2014年06月11日 | 西島秀俊さん☆映画
『真木栗ノ穴』(2007)

監督:深川栄洋
真木栗勉:西島秀俊
水野佐緒里:粟田麗
浅香成美:木下あゆ美
沖本シズエ:キムラ緑子
佐々木譲二:北村有起哉
細見貢:尾上寛之

【作品概要】
山本亜紀子の「穴」を映画化した異色ファンタジー。現実と妄想の間で展開する不可思議なストーリーが深い余韻を残す。
築40年の安アパートに暮らす作家の真木栗勉(西島秀俊)は、ある日部屋の壁に隣室をのぞき見できる2つの穴を発見。片方の部屋には若い男が住み、空いている部屋に若い女が引越してくるのを期待した彼は、その妄想を小説に書き始める。期待通りに女が越してきたとき、真木栗は毎日のように穴をのぞき、その女のとりこになっていく…。(Yahoo!映画より)

【感想レビュー】
もうこの作品は大大大好きで、もう何回観たのか分からない位ですけども、毎回毎回、新しい発見があります

鎌倉がロケ地で、釈迦堂・切り通しや江ノ電、極楽寺周辺が出てきますが、時代設定が曖昧な感じもいいのです。
真木栗先生や沖本シズエ(キムラ緑子)さんの衣装を見ていても、もっと昔に見せているけど、80年代くらいかな…などと観ていると、雑誌に“ITの革命児”の見出しが出てきて、えっ⁉っと思っていたら、部屋のカレンダーの西暦がしっかり映されていました。なんと2007年…。…してやられた…。

現実と幻想の境界線が曖昧で、フワッとしています。展開に沿って観ていくと、違和感に感じる点が幾つもあるのですが、観終わった後に、あのシーンのあの演技や雰囲気は、そういうことだったのか!…と合点がいきます。
とはいえ、それでも尚、判然としない点はありますが、そここそが醍醐味で、それを楽しむ映画です

冒頭と最後のシーンが同じで、作品の世界がループするような印象を持ちます。
ラストには電話の鳴る音が入っているのですが、呼ばれている感じが、なんだかドキっとします。どこに、誰に呼ばれているのか…。
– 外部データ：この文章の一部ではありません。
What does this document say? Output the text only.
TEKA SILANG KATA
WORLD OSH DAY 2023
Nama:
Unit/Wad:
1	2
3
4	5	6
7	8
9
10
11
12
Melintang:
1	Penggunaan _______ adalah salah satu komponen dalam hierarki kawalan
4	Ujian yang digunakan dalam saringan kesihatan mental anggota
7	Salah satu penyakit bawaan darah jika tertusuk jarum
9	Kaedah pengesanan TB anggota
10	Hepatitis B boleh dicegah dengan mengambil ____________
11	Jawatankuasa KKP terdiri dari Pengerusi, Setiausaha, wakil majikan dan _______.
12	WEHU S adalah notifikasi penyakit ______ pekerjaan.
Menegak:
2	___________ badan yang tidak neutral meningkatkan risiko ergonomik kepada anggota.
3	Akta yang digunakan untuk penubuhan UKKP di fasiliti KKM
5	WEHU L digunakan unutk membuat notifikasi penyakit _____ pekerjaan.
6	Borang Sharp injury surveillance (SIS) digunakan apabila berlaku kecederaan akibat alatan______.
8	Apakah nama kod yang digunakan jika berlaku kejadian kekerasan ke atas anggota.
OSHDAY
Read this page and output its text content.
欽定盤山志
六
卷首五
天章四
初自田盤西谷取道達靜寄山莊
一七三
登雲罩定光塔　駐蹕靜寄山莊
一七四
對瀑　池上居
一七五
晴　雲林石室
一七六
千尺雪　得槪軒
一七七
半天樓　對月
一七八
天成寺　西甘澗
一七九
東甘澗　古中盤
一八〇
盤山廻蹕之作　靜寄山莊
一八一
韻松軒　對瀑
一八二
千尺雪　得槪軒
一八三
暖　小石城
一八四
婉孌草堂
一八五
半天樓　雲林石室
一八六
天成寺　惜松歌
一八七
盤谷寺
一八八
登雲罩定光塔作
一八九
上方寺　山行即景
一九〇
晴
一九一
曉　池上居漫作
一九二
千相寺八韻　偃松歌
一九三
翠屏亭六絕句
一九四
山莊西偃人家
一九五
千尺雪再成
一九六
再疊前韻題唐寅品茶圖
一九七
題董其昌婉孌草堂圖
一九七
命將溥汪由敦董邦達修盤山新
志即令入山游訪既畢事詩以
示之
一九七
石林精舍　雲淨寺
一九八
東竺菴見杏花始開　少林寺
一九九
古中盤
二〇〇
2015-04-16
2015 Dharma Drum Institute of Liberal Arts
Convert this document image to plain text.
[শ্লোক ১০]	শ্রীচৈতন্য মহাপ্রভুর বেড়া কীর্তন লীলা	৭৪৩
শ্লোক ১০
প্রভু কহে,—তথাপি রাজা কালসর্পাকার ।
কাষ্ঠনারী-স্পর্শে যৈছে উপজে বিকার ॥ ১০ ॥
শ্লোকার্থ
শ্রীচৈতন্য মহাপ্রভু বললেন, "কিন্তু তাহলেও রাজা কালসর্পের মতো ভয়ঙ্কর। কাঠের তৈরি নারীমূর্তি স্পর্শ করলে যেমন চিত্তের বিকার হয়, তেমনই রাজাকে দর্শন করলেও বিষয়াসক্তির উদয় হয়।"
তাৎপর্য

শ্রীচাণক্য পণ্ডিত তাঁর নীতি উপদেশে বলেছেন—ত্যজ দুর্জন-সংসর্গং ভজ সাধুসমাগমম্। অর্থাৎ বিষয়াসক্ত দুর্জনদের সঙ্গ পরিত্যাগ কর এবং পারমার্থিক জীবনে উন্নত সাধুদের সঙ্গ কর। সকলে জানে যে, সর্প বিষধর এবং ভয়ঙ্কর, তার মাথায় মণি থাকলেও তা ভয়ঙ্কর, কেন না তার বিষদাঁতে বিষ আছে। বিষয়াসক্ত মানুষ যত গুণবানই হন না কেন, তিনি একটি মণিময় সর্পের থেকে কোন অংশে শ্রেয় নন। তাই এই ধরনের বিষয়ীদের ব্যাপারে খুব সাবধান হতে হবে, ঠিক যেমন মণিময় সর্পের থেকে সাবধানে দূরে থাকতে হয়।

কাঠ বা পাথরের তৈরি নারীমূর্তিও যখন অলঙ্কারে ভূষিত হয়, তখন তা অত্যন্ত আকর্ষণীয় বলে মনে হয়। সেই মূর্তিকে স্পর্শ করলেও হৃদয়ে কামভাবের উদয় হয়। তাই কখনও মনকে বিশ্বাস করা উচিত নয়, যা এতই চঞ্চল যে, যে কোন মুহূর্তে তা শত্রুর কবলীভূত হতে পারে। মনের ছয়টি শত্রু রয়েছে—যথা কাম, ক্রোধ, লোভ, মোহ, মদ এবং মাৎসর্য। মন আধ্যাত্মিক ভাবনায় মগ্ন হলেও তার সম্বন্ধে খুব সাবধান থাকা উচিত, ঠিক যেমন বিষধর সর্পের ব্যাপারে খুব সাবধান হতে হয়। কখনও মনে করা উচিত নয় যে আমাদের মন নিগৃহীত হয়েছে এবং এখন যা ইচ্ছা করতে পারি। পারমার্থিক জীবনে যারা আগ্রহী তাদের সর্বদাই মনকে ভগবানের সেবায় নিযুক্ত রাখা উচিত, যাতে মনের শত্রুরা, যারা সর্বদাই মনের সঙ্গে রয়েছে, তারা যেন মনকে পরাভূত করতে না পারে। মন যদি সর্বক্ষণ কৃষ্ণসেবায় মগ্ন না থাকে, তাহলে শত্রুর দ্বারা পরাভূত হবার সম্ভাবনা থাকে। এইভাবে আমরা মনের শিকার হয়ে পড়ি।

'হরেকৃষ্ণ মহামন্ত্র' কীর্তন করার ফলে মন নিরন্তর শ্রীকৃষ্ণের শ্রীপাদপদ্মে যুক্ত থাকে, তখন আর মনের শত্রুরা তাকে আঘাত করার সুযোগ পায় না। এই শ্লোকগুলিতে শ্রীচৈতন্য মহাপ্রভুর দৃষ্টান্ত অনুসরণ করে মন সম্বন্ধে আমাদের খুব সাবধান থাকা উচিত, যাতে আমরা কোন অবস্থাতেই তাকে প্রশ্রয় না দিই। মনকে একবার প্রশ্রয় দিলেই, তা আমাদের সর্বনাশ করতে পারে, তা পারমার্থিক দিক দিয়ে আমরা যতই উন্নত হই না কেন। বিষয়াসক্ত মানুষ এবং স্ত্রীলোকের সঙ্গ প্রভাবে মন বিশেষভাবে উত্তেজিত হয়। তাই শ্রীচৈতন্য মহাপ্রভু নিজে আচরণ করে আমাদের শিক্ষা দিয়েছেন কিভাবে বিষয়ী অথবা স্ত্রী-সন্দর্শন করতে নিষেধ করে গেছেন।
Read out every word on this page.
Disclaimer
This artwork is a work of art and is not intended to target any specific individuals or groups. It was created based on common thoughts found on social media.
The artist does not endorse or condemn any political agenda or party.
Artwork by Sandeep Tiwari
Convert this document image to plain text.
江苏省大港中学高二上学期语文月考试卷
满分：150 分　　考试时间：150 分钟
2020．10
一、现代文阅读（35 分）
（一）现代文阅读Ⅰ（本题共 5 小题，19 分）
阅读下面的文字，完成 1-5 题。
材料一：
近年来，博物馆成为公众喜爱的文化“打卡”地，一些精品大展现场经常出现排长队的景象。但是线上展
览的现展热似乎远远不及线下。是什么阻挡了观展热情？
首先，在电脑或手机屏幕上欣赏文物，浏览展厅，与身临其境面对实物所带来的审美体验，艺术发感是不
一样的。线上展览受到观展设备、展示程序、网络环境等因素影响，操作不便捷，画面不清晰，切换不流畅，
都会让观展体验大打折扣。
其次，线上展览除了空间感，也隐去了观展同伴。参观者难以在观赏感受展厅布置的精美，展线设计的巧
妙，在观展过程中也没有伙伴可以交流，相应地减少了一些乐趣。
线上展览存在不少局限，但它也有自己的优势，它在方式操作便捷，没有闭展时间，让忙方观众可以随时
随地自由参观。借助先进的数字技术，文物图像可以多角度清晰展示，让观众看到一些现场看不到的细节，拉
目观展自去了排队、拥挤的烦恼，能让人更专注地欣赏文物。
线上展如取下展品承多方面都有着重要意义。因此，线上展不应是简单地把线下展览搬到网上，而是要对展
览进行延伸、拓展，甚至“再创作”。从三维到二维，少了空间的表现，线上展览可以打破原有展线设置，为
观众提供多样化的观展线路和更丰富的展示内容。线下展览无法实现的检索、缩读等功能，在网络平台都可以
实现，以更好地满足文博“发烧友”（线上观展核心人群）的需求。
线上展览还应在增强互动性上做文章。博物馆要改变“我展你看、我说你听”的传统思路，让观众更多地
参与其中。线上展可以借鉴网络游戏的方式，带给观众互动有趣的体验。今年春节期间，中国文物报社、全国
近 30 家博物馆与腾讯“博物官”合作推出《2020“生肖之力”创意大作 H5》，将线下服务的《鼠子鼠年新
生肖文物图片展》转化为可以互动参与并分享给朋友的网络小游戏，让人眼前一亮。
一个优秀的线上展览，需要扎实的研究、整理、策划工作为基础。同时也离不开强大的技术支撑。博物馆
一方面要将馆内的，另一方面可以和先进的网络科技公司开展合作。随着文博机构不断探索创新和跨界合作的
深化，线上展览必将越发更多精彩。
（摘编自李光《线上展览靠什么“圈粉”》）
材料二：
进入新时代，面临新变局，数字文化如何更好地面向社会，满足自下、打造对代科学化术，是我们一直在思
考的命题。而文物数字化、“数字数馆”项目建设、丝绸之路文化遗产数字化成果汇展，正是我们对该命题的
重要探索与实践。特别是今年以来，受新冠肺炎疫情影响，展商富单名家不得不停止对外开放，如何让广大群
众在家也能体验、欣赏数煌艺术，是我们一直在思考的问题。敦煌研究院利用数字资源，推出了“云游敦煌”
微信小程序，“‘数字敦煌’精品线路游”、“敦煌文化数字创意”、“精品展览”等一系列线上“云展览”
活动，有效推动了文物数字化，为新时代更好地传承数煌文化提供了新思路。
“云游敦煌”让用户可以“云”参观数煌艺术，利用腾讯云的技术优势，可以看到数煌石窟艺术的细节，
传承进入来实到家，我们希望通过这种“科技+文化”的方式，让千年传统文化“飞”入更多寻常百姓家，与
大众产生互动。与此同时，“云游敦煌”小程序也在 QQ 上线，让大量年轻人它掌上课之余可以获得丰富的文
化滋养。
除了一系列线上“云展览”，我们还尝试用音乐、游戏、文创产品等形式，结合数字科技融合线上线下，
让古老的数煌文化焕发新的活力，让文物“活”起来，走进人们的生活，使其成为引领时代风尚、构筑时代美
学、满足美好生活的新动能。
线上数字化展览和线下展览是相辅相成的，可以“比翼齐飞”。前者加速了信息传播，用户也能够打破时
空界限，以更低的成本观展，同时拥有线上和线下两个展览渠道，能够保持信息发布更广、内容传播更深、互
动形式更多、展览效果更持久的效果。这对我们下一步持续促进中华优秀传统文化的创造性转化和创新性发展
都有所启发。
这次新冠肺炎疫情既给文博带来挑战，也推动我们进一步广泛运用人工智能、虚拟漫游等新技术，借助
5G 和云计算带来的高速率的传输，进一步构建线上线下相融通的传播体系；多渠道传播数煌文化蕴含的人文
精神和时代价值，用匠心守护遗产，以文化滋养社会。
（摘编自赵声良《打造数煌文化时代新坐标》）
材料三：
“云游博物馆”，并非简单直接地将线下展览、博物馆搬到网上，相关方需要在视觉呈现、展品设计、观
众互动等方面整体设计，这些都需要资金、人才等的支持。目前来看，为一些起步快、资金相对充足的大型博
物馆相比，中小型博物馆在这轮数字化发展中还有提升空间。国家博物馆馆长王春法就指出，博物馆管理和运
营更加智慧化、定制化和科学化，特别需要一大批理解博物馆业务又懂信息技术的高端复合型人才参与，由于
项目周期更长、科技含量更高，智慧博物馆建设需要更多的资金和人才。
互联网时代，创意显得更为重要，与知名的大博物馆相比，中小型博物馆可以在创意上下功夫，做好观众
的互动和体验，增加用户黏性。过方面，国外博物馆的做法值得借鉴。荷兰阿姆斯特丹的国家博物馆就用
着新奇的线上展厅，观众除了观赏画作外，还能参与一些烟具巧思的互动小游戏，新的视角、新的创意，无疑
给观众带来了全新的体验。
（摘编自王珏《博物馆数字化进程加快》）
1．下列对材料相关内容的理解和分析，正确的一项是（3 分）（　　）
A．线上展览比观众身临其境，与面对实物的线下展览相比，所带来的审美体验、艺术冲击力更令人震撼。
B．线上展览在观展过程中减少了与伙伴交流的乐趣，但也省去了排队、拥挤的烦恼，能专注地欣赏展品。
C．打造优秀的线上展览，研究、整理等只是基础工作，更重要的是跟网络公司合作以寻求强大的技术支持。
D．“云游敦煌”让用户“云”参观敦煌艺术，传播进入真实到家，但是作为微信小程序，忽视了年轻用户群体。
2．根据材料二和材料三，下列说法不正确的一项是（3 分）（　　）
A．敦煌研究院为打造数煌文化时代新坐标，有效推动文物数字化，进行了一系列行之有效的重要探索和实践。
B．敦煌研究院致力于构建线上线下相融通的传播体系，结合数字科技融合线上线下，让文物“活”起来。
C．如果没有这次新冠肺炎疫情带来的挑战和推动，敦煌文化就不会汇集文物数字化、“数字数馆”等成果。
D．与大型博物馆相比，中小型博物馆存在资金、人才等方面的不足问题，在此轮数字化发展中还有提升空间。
深川監督も西島さんも仰っていますが、美術が本当に凄いです、素晴らしいです。
低予算映画という事ですが、ちっともチープな感じがしないのです。真木栗先生のお部屋

そして!真木栗先生のシワシワの五千円札も、クタクタのジャケットも、ヨレヨレの茶色いパンツも、…いいっ!
話し方やそのイントネーション、語尾の感じ、仕草、表情、などのすべてが真木栗先生を描いていて、惹き込まれます

『深川監督に全シーン徹底的に演出された』と西島さんが仰っていますが、ユニークな真木栗先生のキャラクターが、サスペンスともホラーともつかない不思議なこの作品の中で、とっても魅力的に生きています。クスクス笑いながら観てしまいますから

そして、劇中音楽のピアノがとっても素敵でした
DVD特典で、映画に音を入れる様子があるのですが、演奏者が映像を観ながら演奏するスタイルで、興味深かったです。


冒頭シーンの台詞↓
『例え白日夢であったとしても、掴んだ手を離したりはしない。なぜなら、私たちは誰もが孤独であり、その命は刹那で、儚いものだから。』